Ted Tjaden’s post today on “Legal Research and Writing Skills in Law School” could not have been more timely for me and my colleagues at the Bora Laskin Law Library.
For the first time that anyone here can remember (*however, see comment 3 below), the UofT Faculty of Law is offering a stand-alone mandatory legal research and writing class for its incoming first year class. It is a 10 week programme of hour-long classes that attempt to address many of the challenges that Ted outlines. This programme was long in the making and was driven by the Law School’s Standing Curriculum Committee and ably marshaled into place by our Assistant Dean Sara Faherty and a group of faculty and librarians.
The first week was taught by faculty member Simon Stern, who is passionate about LRW. The subsequent nine weeks will be taught by Sara, four legal writing instructors (doctoral students – Gail Henderson, Hélène Maynard, Mike Nesbitt and Mike Pal) and three librarians (myself, Susan Barker and John Bolan), thereby exposing our students to experts in writing and analysis as well as in the process and tools of legal research. Classes will be taught in small groups of about 15 students, with a combination of lectures, in class exercises, and hands-on computer lab instruction.
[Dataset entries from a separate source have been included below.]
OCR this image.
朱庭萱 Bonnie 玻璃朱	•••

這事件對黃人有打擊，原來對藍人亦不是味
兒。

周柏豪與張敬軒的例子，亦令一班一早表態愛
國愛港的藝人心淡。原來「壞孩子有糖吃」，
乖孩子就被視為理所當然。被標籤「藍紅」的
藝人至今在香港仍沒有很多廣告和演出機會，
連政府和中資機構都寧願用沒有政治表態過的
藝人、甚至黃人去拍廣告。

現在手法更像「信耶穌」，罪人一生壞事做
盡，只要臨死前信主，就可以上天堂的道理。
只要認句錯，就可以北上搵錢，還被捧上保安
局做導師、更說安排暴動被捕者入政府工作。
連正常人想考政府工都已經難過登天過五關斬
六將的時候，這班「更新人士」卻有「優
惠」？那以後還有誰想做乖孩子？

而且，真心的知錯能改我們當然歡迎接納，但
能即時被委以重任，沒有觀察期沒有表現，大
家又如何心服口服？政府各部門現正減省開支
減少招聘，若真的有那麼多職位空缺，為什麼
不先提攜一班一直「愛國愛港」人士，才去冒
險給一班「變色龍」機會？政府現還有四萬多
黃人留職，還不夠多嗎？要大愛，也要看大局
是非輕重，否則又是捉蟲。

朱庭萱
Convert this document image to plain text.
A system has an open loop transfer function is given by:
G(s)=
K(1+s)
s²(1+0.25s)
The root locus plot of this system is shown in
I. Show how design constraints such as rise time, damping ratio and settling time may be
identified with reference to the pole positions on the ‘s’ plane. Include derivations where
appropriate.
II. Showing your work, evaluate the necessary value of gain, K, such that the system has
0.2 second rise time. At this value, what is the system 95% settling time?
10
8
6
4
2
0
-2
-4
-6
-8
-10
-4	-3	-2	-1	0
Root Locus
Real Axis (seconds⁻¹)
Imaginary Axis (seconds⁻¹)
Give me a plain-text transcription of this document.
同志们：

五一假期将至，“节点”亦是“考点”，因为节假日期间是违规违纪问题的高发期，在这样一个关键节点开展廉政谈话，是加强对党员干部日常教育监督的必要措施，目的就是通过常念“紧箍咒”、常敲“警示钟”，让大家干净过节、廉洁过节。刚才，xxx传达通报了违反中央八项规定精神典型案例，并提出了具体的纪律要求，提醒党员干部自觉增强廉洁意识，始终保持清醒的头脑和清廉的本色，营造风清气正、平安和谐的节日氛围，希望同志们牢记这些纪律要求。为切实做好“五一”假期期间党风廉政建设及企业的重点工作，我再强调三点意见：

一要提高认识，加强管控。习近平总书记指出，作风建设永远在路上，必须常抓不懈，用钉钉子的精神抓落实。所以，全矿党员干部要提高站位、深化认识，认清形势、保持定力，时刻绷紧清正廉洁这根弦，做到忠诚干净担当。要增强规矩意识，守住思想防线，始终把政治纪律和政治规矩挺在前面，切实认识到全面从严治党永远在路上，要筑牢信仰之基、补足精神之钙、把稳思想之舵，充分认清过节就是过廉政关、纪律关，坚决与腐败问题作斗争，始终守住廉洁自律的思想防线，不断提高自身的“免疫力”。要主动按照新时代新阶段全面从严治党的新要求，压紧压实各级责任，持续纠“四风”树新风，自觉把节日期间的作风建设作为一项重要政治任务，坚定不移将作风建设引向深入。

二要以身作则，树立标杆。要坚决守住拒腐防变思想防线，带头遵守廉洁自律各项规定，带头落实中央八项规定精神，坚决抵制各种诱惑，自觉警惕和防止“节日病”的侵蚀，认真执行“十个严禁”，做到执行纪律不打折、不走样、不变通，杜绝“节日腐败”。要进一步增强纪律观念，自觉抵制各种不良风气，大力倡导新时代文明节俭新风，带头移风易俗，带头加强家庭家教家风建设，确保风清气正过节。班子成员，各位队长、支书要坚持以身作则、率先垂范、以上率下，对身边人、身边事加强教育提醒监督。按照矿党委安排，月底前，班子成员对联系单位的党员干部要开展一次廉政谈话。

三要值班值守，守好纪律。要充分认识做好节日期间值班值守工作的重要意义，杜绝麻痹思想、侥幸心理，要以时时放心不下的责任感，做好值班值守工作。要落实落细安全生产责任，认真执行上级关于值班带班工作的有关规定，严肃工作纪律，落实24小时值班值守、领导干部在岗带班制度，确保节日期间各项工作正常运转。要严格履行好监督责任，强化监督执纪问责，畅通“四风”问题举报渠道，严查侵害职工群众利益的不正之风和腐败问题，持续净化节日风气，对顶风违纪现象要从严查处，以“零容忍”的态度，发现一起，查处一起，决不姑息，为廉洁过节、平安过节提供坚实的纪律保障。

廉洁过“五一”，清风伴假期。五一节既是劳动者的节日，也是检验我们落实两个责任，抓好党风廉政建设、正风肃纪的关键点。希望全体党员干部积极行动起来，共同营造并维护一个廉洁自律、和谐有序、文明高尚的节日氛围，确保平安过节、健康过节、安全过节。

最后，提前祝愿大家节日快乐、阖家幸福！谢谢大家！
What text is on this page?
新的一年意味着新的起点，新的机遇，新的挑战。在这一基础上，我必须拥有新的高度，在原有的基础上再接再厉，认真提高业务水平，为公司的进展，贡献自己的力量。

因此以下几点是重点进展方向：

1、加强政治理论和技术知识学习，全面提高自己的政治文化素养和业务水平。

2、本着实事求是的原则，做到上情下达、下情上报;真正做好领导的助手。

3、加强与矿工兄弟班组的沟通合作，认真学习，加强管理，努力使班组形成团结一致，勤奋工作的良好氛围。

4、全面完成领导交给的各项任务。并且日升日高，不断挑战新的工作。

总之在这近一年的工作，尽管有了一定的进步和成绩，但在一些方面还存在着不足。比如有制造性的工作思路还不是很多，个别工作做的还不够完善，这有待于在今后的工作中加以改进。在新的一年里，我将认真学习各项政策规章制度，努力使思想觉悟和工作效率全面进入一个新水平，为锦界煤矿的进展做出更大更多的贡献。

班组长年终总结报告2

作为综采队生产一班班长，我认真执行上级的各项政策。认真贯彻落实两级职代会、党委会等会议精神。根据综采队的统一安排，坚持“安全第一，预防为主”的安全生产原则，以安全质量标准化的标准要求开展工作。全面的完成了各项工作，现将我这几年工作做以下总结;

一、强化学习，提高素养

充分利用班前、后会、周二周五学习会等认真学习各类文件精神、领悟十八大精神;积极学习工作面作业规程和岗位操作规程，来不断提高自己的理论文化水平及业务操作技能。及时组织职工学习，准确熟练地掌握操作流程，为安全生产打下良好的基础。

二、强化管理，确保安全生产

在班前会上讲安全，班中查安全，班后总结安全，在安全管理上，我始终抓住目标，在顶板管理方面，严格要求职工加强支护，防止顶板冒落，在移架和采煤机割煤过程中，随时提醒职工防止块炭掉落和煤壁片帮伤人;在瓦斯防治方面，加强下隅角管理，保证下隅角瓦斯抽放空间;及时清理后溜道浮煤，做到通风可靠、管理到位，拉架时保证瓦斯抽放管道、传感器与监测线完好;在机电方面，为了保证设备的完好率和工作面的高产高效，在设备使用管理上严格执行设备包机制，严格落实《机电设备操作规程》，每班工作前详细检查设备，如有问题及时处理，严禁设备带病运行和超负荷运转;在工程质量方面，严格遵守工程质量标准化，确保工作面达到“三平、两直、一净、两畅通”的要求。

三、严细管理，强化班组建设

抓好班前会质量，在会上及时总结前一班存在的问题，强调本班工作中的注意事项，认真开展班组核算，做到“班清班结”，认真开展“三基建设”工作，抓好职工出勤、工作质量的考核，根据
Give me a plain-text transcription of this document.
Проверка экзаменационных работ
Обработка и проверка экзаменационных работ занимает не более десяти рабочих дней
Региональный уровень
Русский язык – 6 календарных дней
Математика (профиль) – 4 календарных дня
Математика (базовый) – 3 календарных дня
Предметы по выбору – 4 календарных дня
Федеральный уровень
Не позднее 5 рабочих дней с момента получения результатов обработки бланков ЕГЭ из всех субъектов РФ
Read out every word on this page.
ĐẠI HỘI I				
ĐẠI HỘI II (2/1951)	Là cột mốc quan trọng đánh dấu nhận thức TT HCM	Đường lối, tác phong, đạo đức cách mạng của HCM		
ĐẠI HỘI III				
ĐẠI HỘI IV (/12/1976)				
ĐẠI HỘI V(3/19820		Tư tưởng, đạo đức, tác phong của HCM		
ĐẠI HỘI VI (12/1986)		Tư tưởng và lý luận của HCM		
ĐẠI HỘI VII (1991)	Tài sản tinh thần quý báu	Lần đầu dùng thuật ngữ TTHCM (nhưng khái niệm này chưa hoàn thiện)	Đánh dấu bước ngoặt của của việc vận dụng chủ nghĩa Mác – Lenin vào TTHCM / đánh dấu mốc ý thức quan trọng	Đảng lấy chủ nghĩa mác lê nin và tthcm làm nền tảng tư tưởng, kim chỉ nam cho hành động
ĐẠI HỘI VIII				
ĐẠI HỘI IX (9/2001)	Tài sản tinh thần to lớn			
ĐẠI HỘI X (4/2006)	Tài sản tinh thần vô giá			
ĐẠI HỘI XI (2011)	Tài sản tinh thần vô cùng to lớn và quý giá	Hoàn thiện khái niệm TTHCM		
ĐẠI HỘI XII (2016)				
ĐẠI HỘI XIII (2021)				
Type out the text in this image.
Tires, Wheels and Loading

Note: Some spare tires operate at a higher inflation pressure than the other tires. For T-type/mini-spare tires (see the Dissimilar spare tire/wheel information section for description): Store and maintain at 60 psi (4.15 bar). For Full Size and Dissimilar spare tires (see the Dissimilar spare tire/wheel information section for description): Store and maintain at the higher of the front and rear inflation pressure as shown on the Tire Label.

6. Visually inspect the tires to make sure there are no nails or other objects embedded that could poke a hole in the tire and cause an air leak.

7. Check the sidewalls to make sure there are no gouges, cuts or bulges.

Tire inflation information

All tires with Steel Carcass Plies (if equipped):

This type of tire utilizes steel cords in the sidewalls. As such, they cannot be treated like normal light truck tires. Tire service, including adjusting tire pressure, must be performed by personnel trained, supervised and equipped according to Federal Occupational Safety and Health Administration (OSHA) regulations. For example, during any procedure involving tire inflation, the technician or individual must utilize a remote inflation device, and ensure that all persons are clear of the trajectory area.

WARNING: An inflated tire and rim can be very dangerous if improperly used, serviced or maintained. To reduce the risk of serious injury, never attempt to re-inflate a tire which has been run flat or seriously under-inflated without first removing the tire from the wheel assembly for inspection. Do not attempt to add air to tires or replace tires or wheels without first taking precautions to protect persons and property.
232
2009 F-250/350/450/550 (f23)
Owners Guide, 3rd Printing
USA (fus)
It is early days for our programme and it will be a challenge to address all of the issues that Ted outlines. For example, we expect that by the end of the programme that our students will be familiar with writing a memorandum of law, but finding room to teach about CLE materials and “words and phrases” services will be a challenge. The programme will give students a foundation in LRW that still leaves lots of room for our instructors in the upper year Advanced LRW classes, and our law firm librarian and research lawyer colleagues to build on.
Still, our programme is an exciting start for UofT and an important step in addressing the concerns expressed by Ted and so many of our law library and research lawyer colleagues.